А ведь есть еще где-то (только где? где? где?) и четвертая группа «тех» — назвать их преступниками было бы слишком мягко, да и неточно, даже неловко, — был еще тот космический, инопланетный мир, из которого иногда, пугающе близко, вдруг раздается по телефону голос Вероники; к этому миру, да и к миру Рольфа, совсем не подходит слово «коммунисты», оно не подходит даже к Катарине, которую все до сих пор числят коммунисткой, хотя она — вежливо, но энергично — это опровергает:
«Разумеется, я коммунистка и останусь ею, но что общего у меня с большинством коммунистов? Да почти ничего: столько же, сколько у священника при отряде латиноамериканских партизан с папой римским или княгиней Монако — та ведь тоже католичка. И ты совершенно напрасно видишь во мне чуть ли не коммунистку двадцатых годов, это ложное, да и слегка романтическое представление: я не оттуда, не из тех времен и не из тех коммунистов, которых ты знал, даже не из таких, как дядя Ханс, — не из тех, о которых ты мечтаешь, по которым иногда тоскуешь. Сейчас не те времена, многое изменилось, сравни хотя бы с другими догмами: мне еще нет и тридцати и каких-нибудь десять — двенадцать лет назад, почти до восемнадцати, я была свято убеждена, что буду проклята на веки вечные, если приму причастие не натощак. Так что перестань грезить о коммунистах, которых ты знал, не впутывай меня в эти грезы двадцатых годов и поверь: «тех» я понимаю не больше, чем ты, а, пожалуй, ты понимаешь их даже лучше меня, хотя нет, тут мы, наверно, с тобой сойдемся: мы оба их не понимаем, но одно знаем точно — они так же несвободны, как и все мы».
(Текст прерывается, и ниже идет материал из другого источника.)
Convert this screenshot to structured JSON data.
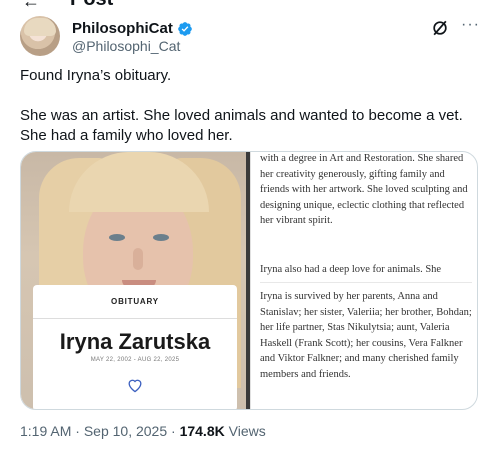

Это ли не повод поразмышлять о собственной несвободе, которая все неумолимей сковывает его по рукам и ногам? Тут уж не обойтись без ностальгических картинок прошлого, которые начинаются словечком «раньше». Раньше, когда он еще был довольно солидным, самостоятельным боссом — и ведь не так давно, каких-нибудь шесть лет назад, — он мог, никого не предупреждая, удалиться из своего кабинета, выйти на улицу (вот так запросто взять и выйти), купить в киоске газету, направиться в кафе Гецлозера, где его любезно и даже радушно обслуживали, заказать завтрак, спокойно поесть, не ощущая на себе бдительных и неотступных взглядов, потом из будки автомата позвонить Кэте или просто заглянуть в цветочный магазин, купить букет для Кэте, Сабины, Эдит, иногда для Вероники, — он и в ювелирные заходил, это теперь ювелирам приходится тащить свои шкатулки к нему домой, на службу или в гостиницу, со всеми предосторожностями, под охраной. И давно уже забыты антиквариаты, куда он хаживал охотиться за гравюрами — рейнские города, рейнские пейзажи, не то чтобы что-то определенное, просто рылся, ну и, случалось, находил гравюры и картины тоже. Рейн до эпохи туристического бума, как на его любимой гравюре с видом Бонна: миниатюрная, чуть побольше пачки сигарет, автор неизвестен, но какая изысканная, тонкая работа, какие сдержанные краски — Рейн, деревья на берегу, крыло замка, баржа и бастион старой таможни... И еще одно — теперь это тоже невозможно, то есть вообще-то возможно, но совершенно немыслимо — история с Эдит, и ведь даже не особенно молодая была, тридцать пять уже, кладовщица универмага, незамужняя сестра их экономиста Шойблера, умер, бедняга, а он пришел выразить ей соболезнование... Чуть до скандала не дошло — нет, он никогда не поймет, как это другие исхитряются улаживать свои амурные дела под конвоем: стоит вообразить, что думают о тебе полицейские, это ж всякую охоту отобьет.